The Air Force's move away from its long and storied history of indefinite-delivery, indefinite-quantity pacts is symbolic of a much broader, all-encompassing change in how the government buys equipment and services. Years of procurement reform and streamlining initiatives have swept away the old rules and left the federal acquisition work force with increased discretion, unprecedented flexibility and often not a clue as to how to proceed.
Despite drastic changes in how the government does its buying, procurement professionals have gone through no such metamorphosis. Instead of focusing on re-education and retraining, the emphasis has been on downsizing. The result is a dedicated and competent, but smaller work force trying to do more with less in a world in which all the rules have changed.
Help may be on the way. A House subcommittee last week approved a bill that would force the administration to create standards for training and education and develop new ways of measuring the performance of the procurement system itself. The bill would force agencies to make a substantial and ongoing investment in what is clearly their most valuable resource— their workers.
Less clear is the impact of one facet of the legislation that would require establishing a system for measuring the performance and effectiveness of the procurement system across government. While we support the concept, its implementation, much like that of the Government Performance and Results Act, would be slow and the payoff long in coming.
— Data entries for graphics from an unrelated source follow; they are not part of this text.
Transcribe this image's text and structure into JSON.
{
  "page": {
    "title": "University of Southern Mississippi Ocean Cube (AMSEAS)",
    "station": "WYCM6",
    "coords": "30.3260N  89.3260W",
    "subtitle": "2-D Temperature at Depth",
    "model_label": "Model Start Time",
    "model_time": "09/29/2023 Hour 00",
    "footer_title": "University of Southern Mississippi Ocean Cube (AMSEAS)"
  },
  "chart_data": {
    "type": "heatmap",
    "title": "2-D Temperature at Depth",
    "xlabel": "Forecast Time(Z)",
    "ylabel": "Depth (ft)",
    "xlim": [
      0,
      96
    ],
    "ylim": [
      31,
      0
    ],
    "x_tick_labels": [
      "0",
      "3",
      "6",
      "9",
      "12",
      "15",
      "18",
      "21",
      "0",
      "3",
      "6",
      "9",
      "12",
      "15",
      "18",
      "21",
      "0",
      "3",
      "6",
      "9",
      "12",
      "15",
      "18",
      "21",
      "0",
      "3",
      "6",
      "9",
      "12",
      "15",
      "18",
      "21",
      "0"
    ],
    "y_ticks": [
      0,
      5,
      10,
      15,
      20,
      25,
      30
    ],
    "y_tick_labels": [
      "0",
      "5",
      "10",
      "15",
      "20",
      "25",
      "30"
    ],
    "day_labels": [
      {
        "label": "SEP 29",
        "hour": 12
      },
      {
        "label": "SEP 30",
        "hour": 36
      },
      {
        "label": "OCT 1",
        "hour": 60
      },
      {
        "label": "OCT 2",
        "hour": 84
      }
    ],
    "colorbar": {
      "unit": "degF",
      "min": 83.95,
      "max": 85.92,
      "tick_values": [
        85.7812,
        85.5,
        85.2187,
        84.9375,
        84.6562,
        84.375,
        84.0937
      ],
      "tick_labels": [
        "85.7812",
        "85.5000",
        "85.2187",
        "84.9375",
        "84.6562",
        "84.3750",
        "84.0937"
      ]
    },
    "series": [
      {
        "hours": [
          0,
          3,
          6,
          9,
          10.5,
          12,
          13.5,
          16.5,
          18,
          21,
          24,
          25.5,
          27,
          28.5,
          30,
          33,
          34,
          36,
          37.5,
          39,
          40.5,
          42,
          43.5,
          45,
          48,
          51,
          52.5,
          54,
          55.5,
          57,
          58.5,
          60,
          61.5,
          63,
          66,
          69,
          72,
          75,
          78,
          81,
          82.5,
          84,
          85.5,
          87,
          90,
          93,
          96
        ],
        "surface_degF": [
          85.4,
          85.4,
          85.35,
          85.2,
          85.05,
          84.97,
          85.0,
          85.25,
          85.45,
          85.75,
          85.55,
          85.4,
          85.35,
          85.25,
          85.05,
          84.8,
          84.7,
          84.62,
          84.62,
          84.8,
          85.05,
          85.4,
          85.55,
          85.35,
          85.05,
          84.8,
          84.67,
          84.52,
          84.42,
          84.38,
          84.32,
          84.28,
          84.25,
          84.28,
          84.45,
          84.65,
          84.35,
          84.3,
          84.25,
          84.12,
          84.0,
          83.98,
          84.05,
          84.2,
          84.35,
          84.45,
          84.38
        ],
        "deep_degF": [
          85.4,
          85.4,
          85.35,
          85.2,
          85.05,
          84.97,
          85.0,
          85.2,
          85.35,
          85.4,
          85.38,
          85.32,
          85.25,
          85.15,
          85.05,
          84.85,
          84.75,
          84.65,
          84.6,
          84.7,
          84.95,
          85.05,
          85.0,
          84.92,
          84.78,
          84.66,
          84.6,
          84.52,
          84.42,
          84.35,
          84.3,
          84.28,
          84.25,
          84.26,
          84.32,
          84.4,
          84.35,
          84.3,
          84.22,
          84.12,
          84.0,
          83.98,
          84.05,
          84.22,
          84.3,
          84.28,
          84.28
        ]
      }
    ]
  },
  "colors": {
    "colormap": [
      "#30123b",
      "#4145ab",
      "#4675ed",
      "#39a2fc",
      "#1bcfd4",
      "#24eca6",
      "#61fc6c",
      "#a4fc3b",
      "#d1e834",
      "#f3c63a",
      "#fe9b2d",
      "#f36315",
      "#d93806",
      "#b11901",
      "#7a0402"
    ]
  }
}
Some agencies, including the Defense Department and the General Services Administration, are ahead of the curve in acknowledging training as an essential part of the procurement reform process. But the reality is that across government, the resources devoted to training are uneven at best. Funding is hard to come by, to be sure, but this could be the latest example of "pay me now or pay me later." It is a necessary investment not only in today's work force but also in the acquisition work force of the 21st century.